United Nations representative in Brussels Jean Luc Onkelinx read out a message from the UN Secretary General Ban Ki Moon, stressing the “collective obligation” of preventing genocide.

Under the theme “Learning from history to shape a bright future”, Onckelinx added that the best way to help countries recover from crises is to achieve the Millennium Development Goals. He highlighted the need for upcoming generations to understand what happened in Rwanda and to remain vigilant against its reoccurrence.

In support, the Secretary General of the 79-member ACP Group of States, Dr Mohamed Ibn Chambas stressed a message of peace:

“We have to understand that anyone who harbours hatred against others on account of their race, belief or creed is, in my opinion, a potential genocidaire. We have to therefore take bold action in tackling the root causes of violence and genocide, in particular, hatred, intolerance, racism and tyranny, which constitute fertile ground for genocides and other widespread human rights violations.”

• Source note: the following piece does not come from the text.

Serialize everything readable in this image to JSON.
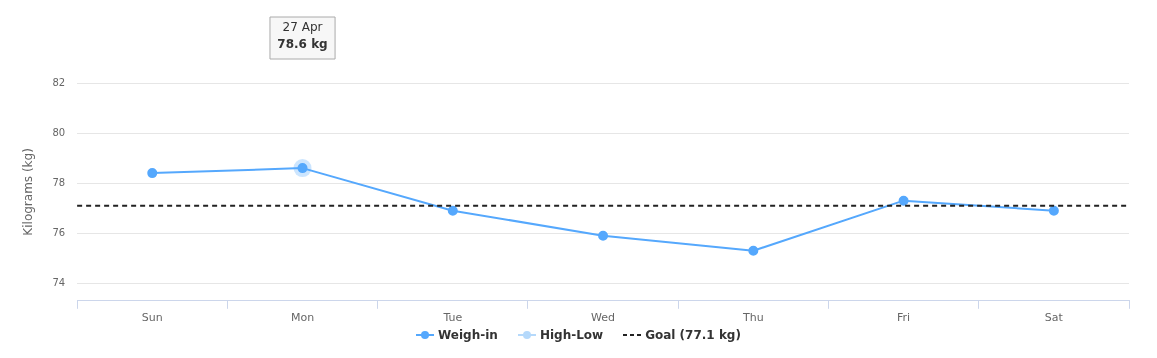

Commending the progress made by Rwanda since the traumatic events of 1994, he added: “Despite such an undeniable and painful past, the nation of Rwanda looks forward with hope and ambition. In the past decade, the Rwandan community is among the fastest growing among the so-called ‘African Lions’, growing by an impressive 7% each year while remarkably more than a million people have been lifted out of poverty.”

Monday’s ceremony included the screening of the documentary Au nom du père de tous et du ciel, readings of testimonials written by genocide survivors’, taken from the Book of Life compiled by Odile Gakine Katese, and the launch of a special poster exhibition by the UN.

Dignitaries in attendance included the Ambassadors from Bangladesh, Barbados, Benin, Colombia, Ethiopia, Kenya, Niger and Togo, amongst others.

The UN exhibition will be displayed at the ACP House until Thursday 10 May.


(Pictured (from top): UN representative Jean Luc Onkelinx, Rwandan Ambassador HE Robert Masozera, ACP Secretary General HE Dr Mohamed Ibn Chambas and ACP Chef de Cabinet Dr Obadiah Mailafia leading the ceremony; Some of the guests at thecomemmoration event; Rwandan Ambassador Masozera, Mme Masozera meet with guests; Ambassadors from Kenya and Barbados discuss exhibition.)